古代の日本では、朝鮮半島を通じて馬車が伝わっていましたが、これはあまり発達しませんでした。一方、貴族階級の交通手段としてよく使われていたのが牛車です。牛を使う文化は次第に庶民にも広まり、農耕用の家畜や荷物の運搬手段として使われていました。


この状況が変化したのは、開国や明治維新によって西洋文明が持ち込まれてからです。西洋式の馬車が急速に普及し、荷馬車に加えて乗合馬車や郵便馬車も登場。蒸気機関車による鉄道網も整備され、大量輸送の体制が確立されていきます。



さらに、外国との交易が盛んになった結果、ガソリン自動車が日本に上陸。日本で初めて走ったガソリン自動車は、フランスの商人デフネが輸入した「パナール・ルバッソール」で、1898年(明治31年)のことでした。これら輸入品の自動車を参考に、1904年(明治37年)には初の国産4輪自動車となる蒸気自動車が、1907年(明治40年)には初の国産ガソリン車が開発されています。
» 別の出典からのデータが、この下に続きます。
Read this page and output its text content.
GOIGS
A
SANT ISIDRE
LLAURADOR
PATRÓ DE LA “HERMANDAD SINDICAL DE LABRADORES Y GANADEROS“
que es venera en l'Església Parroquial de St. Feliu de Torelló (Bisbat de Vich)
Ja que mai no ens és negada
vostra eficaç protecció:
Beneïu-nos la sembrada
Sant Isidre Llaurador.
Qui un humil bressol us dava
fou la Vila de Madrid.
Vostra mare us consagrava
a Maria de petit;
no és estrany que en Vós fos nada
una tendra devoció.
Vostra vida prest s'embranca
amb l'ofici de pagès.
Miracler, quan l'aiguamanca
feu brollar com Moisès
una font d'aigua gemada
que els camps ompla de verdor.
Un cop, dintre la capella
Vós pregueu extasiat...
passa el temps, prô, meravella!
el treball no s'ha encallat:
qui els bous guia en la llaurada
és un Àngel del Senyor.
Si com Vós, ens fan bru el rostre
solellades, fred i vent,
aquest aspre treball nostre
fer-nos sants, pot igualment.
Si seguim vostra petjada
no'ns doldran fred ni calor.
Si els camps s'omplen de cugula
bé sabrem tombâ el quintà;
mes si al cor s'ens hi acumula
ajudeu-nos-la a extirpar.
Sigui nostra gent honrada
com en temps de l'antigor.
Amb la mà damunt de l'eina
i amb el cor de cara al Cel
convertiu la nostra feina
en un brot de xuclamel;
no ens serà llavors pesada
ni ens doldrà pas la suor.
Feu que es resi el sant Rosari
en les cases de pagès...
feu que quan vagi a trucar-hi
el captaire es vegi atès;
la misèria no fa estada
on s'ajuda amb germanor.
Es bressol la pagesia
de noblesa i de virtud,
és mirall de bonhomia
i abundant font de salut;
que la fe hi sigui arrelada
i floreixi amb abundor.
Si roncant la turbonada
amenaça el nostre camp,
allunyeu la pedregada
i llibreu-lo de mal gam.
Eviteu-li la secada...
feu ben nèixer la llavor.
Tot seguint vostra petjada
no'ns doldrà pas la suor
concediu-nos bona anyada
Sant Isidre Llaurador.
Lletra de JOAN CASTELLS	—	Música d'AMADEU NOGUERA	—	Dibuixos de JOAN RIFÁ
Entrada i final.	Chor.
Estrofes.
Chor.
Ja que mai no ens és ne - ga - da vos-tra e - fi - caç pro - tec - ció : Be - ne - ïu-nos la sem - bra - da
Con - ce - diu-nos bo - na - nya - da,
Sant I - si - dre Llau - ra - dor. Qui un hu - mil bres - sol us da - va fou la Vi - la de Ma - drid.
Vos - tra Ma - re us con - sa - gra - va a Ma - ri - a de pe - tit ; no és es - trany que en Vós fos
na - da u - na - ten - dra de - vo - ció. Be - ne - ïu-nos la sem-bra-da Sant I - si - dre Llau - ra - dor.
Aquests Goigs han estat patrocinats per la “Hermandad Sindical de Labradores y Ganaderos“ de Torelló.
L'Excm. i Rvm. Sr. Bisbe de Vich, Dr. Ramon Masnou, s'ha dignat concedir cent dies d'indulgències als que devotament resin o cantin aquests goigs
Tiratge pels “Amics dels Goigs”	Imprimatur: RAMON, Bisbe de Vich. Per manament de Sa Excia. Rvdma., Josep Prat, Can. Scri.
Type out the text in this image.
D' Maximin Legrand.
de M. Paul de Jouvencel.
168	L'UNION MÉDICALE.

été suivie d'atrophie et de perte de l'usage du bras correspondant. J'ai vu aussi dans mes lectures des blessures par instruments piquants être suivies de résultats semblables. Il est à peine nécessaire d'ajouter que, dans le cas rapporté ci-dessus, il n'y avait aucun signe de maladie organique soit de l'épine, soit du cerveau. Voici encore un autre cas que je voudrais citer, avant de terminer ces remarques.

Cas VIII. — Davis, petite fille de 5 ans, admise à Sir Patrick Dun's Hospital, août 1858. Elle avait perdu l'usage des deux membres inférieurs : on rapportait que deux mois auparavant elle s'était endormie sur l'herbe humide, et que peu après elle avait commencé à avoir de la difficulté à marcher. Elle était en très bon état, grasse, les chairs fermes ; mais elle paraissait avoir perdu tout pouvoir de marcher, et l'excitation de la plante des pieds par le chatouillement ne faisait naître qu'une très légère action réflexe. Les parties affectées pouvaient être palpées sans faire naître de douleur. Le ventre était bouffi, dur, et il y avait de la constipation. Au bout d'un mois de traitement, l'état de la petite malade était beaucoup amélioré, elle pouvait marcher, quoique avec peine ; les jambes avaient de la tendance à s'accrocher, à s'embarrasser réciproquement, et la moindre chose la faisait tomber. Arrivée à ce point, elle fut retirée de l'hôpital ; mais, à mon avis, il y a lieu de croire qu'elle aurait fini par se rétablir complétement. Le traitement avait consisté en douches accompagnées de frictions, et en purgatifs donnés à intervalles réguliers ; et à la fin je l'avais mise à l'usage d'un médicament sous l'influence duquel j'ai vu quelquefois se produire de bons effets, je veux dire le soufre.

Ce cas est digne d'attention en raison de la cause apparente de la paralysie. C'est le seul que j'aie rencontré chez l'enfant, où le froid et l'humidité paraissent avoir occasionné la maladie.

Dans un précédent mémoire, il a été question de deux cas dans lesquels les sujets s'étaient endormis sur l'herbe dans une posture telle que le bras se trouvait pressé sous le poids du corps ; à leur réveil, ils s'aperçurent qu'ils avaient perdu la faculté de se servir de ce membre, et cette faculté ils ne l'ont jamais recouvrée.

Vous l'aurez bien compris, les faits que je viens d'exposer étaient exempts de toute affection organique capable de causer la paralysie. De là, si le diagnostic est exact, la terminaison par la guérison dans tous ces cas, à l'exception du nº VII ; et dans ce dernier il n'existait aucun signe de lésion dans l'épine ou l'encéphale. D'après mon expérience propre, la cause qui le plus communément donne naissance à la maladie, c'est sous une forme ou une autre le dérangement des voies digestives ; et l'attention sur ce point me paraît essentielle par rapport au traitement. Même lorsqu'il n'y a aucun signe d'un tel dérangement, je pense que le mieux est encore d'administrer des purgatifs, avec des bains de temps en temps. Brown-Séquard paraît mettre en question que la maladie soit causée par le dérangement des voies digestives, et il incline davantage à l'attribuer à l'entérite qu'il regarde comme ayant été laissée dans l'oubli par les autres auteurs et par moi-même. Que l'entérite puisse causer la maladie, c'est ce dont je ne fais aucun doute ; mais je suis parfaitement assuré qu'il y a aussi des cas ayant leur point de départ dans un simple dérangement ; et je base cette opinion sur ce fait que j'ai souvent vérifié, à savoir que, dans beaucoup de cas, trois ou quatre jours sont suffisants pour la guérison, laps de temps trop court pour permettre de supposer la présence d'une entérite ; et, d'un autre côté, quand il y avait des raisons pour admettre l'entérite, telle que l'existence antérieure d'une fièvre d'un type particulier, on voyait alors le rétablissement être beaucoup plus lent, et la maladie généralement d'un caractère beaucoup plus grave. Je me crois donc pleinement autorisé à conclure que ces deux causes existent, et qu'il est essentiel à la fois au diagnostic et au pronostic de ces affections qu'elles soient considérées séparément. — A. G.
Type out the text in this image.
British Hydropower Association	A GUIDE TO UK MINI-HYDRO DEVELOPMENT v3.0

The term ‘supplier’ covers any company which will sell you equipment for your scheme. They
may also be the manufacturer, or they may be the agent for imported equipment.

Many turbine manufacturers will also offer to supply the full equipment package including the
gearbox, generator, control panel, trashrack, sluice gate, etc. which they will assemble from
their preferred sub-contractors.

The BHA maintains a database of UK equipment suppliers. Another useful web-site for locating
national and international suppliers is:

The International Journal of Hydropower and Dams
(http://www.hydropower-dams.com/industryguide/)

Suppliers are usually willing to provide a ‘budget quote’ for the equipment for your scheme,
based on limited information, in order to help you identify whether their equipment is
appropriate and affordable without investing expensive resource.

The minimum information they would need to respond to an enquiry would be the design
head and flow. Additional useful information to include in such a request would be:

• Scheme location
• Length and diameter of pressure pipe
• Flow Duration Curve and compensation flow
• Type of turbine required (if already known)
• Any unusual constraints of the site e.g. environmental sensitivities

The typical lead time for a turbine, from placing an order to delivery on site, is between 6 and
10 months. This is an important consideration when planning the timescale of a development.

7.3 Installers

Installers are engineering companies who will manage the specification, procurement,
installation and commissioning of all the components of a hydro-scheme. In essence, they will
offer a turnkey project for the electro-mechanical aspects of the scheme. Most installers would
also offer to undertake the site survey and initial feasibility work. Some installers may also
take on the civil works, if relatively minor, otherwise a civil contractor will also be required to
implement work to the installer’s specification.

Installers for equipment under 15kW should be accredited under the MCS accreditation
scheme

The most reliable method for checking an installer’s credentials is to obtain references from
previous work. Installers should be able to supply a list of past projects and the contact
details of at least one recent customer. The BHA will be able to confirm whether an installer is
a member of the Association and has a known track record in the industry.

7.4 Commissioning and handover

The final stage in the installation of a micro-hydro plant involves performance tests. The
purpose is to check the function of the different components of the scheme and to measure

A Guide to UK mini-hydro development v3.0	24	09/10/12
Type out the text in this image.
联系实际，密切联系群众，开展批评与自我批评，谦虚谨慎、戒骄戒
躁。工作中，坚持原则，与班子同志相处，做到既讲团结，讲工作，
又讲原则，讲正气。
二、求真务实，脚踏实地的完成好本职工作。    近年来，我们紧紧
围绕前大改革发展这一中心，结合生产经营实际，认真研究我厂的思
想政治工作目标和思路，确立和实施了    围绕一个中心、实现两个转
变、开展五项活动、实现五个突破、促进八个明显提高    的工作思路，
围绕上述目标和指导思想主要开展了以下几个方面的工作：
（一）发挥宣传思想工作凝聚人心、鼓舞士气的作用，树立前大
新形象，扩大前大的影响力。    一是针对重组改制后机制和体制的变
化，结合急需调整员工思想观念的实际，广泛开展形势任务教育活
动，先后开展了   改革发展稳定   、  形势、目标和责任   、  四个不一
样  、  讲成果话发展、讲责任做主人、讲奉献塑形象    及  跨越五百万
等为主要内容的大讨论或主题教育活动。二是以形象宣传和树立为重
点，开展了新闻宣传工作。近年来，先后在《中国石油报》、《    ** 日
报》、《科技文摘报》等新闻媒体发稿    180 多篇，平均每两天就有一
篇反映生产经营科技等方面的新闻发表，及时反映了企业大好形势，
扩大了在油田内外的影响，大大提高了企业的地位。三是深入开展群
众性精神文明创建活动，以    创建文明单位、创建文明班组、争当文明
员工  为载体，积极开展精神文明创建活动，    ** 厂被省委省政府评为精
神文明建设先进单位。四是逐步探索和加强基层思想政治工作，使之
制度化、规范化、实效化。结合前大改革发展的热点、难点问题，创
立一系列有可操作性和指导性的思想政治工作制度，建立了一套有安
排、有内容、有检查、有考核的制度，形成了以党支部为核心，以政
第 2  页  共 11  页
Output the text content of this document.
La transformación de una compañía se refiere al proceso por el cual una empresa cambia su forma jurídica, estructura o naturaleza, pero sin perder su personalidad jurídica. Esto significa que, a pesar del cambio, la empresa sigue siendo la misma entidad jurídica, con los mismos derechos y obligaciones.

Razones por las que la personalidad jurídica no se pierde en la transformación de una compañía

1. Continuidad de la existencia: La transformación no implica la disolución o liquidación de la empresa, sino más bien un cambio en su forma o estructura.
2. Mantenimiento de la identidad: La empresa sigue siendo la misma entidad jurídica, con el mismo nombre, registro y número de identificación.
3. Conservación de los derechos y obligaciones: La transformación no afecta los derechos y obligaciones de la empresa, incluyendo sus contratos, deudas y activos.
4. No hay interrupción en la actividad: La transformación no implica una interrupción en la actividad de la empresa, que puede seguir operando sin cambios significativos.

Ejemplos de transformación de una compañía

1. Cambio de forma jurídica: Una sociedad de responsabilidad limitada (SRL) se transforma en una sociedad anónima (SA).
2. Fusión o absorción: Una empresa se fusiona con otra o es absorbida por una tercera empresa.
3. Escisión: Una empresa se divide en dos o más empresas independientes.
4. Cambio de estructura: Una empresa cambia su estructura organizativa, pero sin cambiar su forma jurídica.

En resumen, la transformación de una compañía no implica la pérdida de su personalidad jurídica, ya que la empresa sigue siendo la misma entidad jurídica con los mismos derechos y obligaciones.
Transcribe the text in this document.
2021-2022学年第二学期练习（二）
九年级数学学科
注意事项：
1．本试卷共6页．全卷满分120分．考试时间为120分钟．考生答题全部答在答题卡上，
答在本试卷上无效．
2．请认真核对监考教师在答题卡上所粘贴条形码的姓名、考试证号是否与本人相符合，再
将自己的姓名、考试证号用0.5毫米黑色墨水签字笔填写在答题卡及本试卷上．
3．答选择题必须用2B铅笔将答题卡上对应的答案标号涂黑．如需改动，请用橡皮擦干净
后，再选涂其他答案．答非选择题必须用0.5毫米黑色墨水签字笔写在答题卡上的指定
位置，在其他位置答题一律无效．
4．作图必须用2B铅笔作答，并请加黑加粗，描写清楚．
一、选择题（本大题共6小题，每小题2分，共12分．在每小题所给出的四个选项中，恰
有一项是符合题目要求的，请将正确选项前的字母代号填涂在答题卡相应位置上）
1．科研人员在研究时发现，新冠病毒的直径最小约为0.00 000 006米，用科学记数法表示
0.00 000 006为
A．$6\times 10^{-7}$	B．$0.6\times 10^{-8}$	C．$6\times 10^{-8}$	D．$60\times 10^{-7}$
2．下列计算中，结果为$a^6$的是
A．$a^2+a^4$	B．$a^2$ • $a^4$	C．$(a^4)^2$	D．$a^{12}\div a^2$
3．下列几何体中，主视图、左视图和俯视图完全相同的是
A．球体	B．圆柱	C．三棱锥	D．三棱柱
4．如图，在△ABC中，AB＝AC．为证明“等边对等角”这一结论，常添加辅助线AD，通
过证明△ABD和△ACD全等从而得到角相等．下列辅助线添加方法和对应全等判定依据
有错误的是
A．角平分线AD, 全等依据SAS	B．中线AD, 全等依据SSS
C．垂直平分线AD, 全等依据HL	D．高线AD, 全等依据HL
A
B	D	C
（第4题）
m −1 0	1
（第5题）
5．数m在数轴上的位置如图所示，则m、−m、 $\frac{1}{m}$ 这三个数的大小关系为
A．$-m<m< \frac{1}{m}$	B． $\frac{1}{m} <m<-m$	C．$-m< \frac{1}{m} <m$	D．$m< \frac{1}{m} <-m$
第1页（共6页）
そして1917年(大正6年)、いすゞ自動車や日野自動車の前身である東京瓦斯電気工業が、初の国産量産トラックとなるTGE-A型トラックを製造しました。これは、当時同社が輸入販売していたアメリカの「リパブリック」を参考にしたものです。



これ以降、日本でも独自のトラックが開発されるようになり、戦後の復興でも国産トラックが活躍します。やがて、高度経済成長期の到来とともに、高出力の大型トラックも登場し、日本の流通を支えるようになったのです。現在は環境に優しいハイブリッドトラックなど、より優れたトラックの開発に力が注がれています。